- Born: 1975 (age 50–51) New York City, USA
- Known for: Multimedia, Video, Photography
- Website: lisaopp.net

= Lisa Oppenheim =

American multimedia artist

Lisa Oppenheim (born 1975) is an American multimedia artist.

==Early life==
Lisa Oppenheim was born in New York City in 1975. She earned her bachelor's degree from Brown University in 1998, concentrating in Modern Culture and Media, Art and Semiotics. In 2001, she earned her MFA in Film and Video from Bard College. She completed a Whitney Museum Independent Study Program in 2003. She also completed the Rijksakademie van beeldedne kunsten in Amsterdam in 2006.

==Work==
Oppenheim's work plays with the process of creating photographs and film. Her pieces often question the documentary genre as well as the concept of an archive. In utilizing archival sources, she interrogates and reappropriates the archival function of narrative-making and -omitting, and how narrative and imagery are intertwined, but ultimately separate.

In work such as Lunagrams, 2010, she exposed archival glass negatives using moonlight. Oppenheim experiments with time as a force of art and imagery. She has done works in fiber arts, using strings, ropes and fabric. Her works in fiber arts were displayed in her Gramma exhibition at Tanya Bonakdar Gallery.

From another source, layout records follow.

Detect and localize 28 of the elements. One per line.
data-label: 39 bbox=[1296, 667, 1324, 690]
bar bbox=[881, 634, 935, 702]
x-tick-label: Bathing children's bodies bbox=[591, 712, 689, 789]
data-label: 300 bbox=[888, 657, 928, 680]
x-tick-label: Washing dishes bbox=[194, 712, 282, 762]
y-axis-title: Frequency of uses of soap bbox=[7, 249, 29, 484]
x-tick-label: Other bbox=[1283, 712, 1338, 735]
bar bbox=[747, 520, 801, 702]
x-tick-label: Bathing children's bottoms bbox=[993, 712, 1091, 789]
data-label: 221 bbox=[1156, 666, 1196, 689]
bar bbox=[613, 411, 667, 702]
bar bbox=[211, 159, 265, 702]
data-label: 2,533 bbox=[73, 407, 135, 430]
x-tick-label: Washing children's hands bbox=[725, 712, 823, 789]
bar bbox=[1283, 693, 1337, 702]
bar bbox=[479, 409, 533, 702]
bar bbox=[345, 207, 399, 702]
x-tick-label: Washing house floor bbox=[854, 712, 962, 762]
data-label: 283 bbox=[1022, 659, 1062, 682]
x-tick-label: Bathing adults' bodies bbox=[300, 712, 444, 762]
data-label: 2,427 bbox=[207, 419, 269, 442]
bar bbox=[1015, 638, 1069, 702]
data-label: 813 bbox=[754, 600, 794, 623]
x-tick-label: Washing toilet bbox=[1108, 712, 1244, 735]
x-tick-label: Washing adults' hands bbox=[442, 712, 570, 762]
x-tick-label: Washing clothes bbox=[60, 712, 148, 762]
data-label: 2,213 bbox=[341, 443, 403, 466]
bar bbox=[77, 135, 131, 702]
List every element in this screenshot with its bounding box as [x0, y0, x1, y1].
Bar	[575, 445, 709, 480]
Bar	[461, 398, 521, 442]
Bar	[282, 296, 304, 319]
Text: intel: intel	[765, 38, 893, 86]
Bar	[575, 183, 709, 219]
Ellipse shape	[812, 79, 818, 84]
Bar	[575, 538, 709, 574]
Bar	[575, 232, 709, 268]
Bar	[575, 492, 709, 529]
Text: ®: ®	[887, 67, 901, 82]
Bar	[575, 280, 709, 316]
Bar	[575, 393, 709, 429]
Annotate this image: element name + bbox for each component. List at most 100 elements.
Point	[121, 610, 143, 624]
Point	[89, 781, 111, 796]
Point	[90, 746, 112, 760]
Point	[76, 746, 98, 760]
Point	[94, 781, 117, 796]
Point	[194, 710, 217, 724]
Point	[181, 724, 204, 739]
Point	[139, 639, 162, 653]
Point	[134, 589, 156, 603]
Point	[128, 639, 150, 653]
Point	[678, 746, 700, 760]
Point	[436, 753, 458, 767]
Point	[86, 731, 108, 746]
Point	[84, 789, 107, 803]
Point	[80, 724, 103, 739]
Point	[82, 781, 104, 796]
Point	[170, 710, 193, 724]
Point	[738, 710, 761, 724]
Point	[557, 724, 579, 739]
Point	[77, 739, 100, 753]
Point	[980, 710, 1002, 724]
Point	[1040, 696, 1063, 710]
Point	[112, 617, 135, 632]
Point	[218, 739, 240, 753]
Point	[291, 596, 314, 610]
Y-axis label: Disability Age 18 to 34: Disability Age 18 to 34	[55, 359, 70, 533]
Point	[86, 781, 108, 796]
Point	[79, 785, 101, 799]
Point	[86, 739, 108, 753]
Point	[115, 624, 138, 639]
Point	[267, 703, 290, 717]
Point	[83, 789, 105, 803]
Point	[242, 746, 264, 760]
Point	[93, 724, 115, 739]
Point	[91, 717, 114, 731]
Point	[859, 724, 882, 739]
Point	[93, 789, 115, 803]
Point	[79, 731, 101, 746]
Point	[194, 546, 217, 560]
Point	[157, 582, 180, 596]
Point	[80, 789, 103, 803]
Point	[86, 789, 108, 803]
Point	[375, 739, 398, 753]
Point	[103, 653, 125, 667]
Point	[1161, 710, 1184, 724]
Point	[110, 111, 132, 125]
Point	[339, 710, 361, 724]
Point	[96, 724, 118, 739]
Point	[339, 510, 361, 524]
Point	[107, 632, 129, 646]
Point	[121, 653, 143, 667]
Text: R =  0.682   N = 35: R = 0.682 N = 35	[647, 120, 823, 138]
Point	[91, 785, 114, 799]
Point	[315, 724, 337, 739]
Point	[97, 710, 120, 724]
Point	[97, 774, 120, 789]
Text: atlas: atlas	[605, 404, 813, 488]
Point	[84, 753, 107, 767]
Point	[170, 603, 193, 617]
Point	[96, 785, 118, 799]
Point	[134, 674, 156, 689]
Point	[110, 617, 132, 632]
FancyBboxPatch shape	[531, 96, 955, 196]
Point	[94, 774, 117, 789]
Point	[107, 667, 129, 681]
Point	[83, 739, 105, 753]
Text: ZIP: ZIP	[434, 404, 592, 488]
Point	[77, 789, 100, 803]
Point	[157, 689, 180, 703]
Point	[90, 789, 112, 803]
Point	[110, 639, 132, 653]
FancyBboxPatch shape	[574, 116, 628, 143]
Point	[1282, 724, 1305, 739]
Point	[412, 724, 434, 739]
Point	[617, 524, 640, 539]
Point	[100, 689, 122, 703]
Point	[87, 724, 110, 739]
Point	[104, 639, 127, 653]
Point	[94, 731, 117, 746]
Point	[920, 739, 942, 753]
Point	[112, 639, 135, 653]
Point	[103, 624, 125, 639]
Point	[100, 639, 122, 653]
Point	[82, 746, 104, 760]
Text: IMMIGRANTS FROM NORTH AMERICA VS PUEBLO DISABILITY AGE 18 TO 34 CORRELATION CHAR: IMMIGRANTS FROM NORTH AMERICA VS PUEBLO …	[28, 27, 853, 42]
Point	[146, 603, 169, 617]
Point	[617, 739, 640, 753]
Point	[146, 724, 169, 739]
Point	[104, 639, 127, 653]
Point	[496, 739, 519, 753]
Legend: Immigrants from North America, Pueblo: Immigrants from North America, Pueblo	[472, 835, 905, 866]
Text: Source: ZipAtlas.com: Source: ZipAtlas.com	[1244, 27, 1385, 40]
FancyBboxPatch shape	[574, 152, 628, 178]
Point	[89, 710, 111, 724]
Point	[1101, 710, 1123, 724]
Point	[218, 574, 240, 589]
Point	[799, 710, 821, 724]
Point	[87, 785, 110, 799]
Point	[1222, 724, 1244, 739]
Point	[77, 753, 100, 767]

Oppenheim had solo and group exhibitions at international venues including The Approach Gallery, the Museum of Contemporary Art Cleveland, Grazer Kunstverein, the Whitechapel Gallery, and the Museum of Modern Art,

== Recognition ==

- AIMIA/AGO Photography prize from the Art Gallery of Ontario (2014)
- Shpilman International Photography prize from the Israel Museum (2014)

==Collections==
Her work is included in the public collections of the J. Paul Getty Museum, the Guggenheim Museum, New York the Museum of Modern Art, and the San Francisco Museum of Modern Art.